Il lutto è una forma di cattività, ti costringe a vivere una realtà altra rispetto a quella a cui eri abituato fino al giorno prima del lutto. É una spaccatura, divide la vita in un prima e un dopo. Ci sono perdite a cui non si è preparati, come quella di un figlio. A me interessa cosa il lutto suscita nelle persone, sono convinta che osservando la maniera in cui reagiscono si possa comprendere molto di ciascuno. C’è quello che diventa iperattivo chi diventa apatico chi rifiuta di parlarne e chi parla solo di quello chi trasforma il lutto in produzione, fonda associazioni alla memoria, organizza raccolte fondi. Ci sono quelli che maturano posizioni accusatorie nei confronti di tutto ciò che ha portato al lutto.

Una storia molto coinvolgente, personaggi contrastanti, delitti. Mancano eroi positivi. Una scelta ben precisa…
Io non credo agli eroi, al personaggio completamente integerrimo. Non fa parte del patrimonio umano. Ci sono persone splendide che sono state capaci di fare cose spregevoli e al contrario ci sono uomini e donne di gran valore che in certe situazioni hanno dato il peggio. Ci sono sempre sfumature di grigio in ognuno.

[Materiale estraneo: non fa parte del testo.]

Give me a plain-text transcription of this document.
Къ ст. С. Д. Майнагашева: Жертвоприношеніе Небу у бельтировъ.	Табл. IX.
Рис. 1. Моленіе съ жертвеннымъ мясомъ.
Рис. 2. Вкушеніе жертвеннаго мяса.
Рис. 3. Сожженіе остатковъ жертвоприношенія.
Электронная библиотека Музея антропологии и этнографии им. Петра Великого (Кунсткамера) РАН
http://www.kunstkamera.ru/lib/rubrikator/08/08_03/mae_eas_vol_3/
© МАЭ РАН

Nei miei romanzi faccio molta attenzione a separare ciò che un personaggio fa da ciò che un personaggio è.

Come definisci Francesco (Cecco) Caparzo?
Cecco è un personaggio unico, ingombrante, molto complesso ma anche molto semplice. Un uomo netto, primordiale, non è contorto, eppure è ricco di sfaccettature e contraddizioni che convivono perfettamente. É un eroe completamente negativo, è un buono cattivo e la matrice di questo personaggio è criminale. Sono molto legata a Cecco, posso anticiparti che sarà presente sia nel secondo sia, soprattutto, nel terzo volume della trilogia.

Sceneggiatrice di fumetti e di fiction, autrice di racconti e di romanzi, moglie e mamma. Sei una donna di successo. Come fai a gestire tutto?
É faticoso, scrivo anche di notte. Serve disciplina, perché ogni lavoro ha le sue regole e ogni progetto richiede di seguire uno schema preciso, ma occorre anche elasticità mentale. Non c’è l’ambizione di essere perfetti, ma di sentirsi soddisfatti, realizzati. Con Matteo (Bussola, ndr) e le nostre due figlie abbiamo trovato il giusto equilibrio. Si arriva stanchi la sera, ma felici.